Foi o primeiro no Governo a falar sobre a necessidade de um programa cautelar. O que é que gostaria de salvaguardar para a economia portuguesa numa negociação com os parceiros europeus?
Vamos de ter de aguardar se o que mais nos convém é um programa cautelar ou se é uma saída à irlandesa, que tem os seus riscos. A economia portuguesa está a evoluir de uma forma muito favorável, por isso, não descartaria a possibilidade de termos os dois cenários em aberto até ao fim do primeiro trimestre.
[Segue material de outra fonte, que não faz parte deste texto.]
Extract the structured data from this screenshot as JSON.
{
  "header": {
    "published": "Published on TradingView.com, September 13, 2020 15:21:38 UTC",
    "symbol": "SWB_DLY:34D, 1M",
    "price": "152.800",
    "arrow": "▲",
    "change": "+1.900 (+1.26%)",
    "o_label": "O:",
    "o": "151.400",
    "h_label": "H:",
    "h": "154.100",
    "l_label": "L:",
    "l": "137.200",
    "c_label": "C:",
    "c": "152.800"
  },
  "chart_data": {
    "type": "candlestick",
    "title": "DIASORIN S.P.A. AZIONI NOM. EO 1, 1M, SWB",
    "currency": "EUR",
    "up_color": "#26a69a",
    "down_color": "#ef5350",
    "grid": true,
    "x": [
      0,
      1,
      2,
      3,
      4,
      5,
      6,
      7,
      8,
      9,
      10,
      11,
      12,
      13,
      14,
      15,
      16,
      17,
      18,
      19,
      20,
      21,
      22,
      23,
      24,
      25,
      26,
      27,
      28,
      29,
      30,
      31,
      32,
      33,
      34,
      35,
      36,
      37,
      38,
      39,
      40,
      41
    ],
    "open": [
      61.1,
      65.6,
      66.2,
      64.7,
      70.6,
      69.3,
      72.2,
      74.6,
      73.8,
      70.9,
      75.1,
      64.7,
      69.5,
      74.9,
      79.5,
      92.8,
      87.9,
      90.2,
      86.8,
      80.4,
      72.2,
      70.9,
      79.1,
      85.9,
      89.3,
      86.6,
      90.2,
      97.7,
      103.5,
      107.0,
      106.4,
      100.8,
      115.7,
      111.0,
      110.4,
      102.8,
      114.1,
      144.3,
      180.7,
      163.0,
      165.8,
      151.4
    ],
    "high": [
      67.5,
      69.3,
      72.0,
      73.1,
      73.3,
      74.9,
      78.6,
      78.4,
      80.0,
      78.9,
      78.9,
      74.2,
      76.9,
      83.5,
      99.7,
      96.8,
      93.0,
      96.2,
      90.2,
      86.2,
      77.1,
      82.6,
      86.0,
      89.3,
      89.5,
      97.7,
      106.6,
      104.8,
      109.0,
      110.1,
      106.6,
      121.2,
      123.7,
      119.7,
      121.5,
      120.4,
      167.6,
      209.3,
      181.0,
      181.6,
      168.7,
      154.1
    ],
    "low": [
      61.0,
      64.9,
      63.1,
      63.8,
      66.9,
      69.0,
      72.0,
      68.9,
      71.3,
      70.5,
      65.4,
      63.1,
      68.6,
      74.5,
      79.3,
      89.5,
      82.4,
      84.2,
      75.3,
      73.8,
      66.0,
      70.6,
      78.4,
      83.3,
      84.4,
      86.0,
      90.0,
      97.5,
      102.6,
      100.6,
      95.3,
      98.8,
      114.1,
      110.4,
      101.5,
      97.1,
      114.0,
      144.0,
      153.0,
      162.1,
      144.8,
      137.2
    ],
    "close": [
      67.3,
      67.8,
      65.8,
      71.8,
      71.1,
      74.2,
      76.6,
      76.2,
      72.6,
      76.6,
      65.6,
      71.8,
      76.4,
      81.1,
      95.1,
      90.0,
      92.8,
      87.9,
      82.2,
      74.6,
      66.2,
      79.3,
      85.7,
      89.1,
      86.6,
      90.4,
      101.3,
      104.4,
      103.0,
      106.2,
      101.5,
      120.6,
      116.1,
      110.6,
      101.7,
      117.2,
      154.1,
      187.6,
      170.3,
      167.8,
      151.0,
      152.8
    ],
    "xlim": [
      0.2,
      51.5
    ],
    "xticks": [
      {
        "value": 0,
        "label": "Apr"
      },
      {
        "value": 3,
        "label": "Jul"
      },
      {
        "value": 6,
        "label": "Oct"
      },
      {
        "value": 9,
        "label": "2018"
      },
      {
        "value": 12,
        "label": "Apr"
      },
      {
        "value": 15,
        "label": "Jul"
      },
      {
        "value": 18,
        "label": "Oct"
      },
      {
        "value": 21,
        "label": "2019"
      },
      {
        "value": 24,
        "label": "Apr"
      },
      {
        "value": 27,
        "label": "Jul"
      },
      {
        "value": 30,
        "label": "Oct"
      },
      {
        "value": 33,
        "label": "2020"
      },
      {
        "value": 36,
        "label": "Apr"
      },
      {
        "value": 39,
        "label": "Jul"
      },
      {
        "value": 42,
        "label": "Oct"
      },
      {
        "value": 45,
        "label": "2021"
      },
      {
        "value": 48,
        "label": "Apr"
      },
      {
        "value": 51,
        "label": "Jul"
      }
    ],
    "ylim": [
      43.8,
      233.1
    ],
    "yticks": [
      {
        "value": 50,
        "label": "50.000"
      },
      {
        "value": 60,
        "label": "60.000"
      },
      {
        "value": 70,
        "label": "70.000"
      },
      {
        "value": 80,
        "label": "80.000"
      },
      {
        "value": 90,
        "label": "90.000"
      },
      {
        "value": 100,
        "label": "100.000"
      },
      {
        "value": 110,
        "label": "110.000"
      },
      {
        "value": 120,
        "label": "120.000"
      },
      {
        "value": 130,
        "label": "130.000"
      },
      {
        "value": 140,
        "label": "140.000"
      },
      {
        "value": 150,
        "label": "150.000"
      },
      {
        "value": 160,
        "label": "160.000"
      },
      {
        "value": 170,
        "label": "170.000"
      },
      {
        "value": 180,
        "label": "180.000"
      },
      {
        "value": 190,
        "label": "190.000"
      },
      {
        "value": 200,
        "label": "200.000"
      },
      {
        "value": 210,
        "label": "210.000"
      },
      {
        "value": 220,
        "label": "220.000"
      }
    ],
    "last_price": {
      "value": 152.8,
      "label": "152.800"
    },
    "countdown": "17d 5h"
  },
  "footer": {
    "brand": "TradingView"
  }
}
Se optarmos pela solução do programa cautelar, este deve constituir um seguro de acesso aos mercados em circunstâncias especiais. Deve limitar ao mínimo a nossa soberania. Um programa cautelar não se pode nunca confundir com um segundo resgate. Mesmo uma saída limpa, como no caso da Irlanda, pressupõe o cumprimento de objectivos em termos de défice nos próximos anos. A Irlanda não pode fazer o orçamento que quiser para 2015. Não podemos também criar a ilusão de pelo facto de terminarmos o programa no dia 17 de Maio vamos estar desobrigados de cumprir um conjunto de metas e compromissos que fazem parte deste processo de correcção destes défices orçamentais.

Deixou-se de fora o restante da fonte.